Additionally, this episode shows the effects of choices made in the bridging DLC episode, 400 Days, from the first season. The previous episode has already introduced Bonnie back into the fray, who is very present in this episode (no matter what choices the player makes in 400 Days, Bonnie will always join the group of survivors, and her presence in the current episode is not determinant). This episode also confirms that Carver's group is in fact the survivor camp previously introduced in the epilogue for 400 Days. Depending on the outcome—namely which characters decide to go with Tavia, Carver's recruiter—these same characters will show up at some point during this episode with a bit of throwaway dialog. For example, Vince may warn Tavia not to smoke inside the compound, and later Wyatt may speak to Clementine in passing.

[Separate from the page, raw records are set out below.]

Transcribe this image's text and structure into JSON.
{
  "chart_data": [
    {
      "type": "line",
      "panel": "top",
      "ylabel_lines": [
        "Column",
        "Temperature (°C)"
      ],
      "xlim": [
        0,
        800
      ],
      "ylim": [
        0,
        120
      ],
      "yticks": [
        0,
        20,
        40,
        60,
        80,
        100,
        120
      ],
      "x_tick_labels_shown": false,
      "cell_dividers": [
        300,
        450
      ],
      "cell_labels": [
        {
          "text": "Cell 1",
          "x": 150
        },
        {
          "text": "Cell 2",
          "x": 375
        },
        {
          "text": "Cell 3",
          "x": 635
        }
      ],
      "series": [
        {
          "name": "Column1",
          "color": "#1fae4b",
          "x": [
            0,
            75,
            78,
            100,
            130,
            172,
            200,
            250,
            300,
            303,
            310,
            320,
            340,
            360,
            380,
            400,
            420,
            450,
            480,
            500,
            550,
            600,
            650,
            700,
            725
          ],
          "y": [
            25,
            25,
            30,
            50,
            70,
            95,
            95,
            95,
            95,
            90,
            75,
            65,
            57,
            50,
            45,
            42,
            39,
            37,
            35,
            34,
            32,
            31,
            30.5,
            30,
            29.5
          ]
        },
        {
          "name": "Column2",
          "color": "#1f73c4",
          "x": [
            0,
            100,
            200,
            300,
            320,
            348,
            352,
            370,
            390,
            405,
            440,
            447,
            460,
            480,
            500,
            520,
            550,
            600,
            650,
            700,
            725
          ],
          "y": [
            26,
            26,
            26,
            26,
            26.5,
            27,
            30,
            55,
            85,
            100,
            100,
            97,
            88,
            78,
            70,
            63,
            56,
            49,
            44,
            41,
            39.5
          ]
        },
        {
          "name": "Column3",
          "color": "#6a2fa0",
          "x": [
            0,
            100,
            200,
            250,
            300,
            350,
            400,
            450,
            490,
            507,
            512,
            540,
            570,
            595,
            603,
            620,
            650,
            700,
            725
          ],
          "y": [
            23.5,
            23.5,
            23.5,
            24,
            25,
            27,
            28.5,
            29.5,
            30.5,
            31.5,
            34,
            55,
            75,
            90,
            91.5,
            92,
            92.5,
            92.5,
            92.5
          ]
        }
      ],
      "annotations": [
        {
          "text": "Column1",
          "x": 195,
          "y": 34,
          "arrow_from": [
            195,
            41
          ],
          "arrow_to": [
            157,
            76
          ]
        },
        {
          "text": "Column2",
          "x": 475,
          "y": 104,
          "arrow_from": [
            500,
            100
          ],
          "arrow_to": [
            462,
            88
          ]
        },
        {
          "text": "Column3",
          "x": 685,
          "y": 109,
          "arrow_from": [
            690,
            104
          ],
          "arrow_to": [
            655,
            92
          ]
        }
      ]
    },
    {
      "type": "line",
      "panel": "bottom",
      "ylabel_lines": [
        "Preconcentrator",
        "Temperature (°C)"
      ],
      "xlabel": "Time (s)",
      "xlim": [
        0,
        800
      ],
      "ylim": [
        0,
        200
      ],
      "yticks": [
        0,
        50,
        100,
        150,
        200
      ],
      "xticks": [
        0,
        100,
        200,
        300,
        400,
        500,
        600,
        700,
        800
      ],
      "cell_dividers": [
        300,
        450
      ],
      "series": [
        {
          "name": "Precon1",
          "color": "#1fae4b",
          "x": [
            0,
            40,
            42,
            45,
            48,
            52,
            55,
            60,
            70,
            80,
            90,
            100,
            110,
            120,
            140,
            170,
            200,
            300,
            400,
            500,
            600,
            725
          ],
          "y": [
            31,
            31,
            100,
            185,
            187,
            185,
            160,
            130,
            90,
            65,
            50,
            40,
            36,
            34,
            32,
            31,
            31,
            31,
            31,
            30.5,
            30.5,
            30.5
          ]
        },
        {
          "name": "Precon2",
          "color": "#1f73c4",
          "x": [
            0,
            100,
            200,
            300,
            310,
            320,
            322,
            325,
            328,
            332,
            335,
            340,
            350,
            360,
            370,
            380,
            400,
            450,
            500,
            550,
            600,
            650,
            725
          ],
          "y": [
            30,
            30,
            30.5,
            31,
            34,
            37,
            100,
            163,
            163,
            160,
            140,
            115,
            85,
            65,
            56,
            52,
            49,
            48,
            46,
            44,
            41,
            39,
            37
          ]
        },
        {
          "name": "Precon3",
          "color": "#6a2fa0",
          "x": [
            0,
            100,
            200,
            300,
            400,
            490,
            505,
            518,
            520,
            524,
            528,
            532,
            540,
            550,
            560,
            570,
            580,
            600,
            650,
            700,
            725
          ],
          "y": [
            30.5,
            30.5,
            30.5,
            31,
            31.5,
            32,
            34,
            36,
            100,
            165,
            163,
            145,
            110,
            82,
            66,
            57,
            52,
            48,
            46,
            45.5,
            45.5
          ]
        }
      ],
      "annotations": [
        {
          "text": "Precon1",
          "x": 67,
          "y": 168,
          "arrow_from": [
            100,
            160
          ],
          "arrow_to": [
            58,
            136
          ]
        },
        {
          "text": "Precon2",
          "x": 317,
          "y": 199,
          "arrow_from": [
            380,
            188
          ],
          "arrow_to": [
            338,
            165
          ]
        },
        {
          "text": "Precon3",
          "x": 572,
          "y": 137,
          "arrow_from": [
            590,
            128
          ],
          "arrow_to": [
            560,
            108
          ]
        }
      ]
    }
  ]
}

The Walking Dead series has always pitted horrible choice against horrible choice, forcing the player to select between morally difficult decisions in increasingly no-win situations. It has also generally presented Clementine as a sort of beacon of goodness and light in a world where every character wrestles with duality and moral decisions. I mention this because in a particularly pivotal scene during this episode the game presents a very interesting conversation between antagonist Carver and protagonist Clementine, wherein Carver tells Clementine that she and he are in effect cut from the same cloth. While the dialog smacks a bit of hokey clichéd villainous speak—Carver stating that he makes monstrous decisions for the greater good, even if an individual suffers, because he genuinely believes he is doing it for the greater good—the scene breaks through the fourth wall, implying that the player, through Clementine, really is no different. Suddenly, this monster of a man is not only humanized but accuses the player of performing these same atrocious deeds—of perhaps making decisions without considering an individual's humanity. The series has never been more prescient.
For me, The Walking Dead: Season 2 Episode 3: In Harm's Way is the best episode of this season of The Walking Dead to date. I understand that some fans may be disappointed with the current installment for its lack of action or for extending dialog in a way that may seem like padding. However, I sincerely hope to see more of the same in the remaining episodes of this season as well as any subsequent continuations for the series.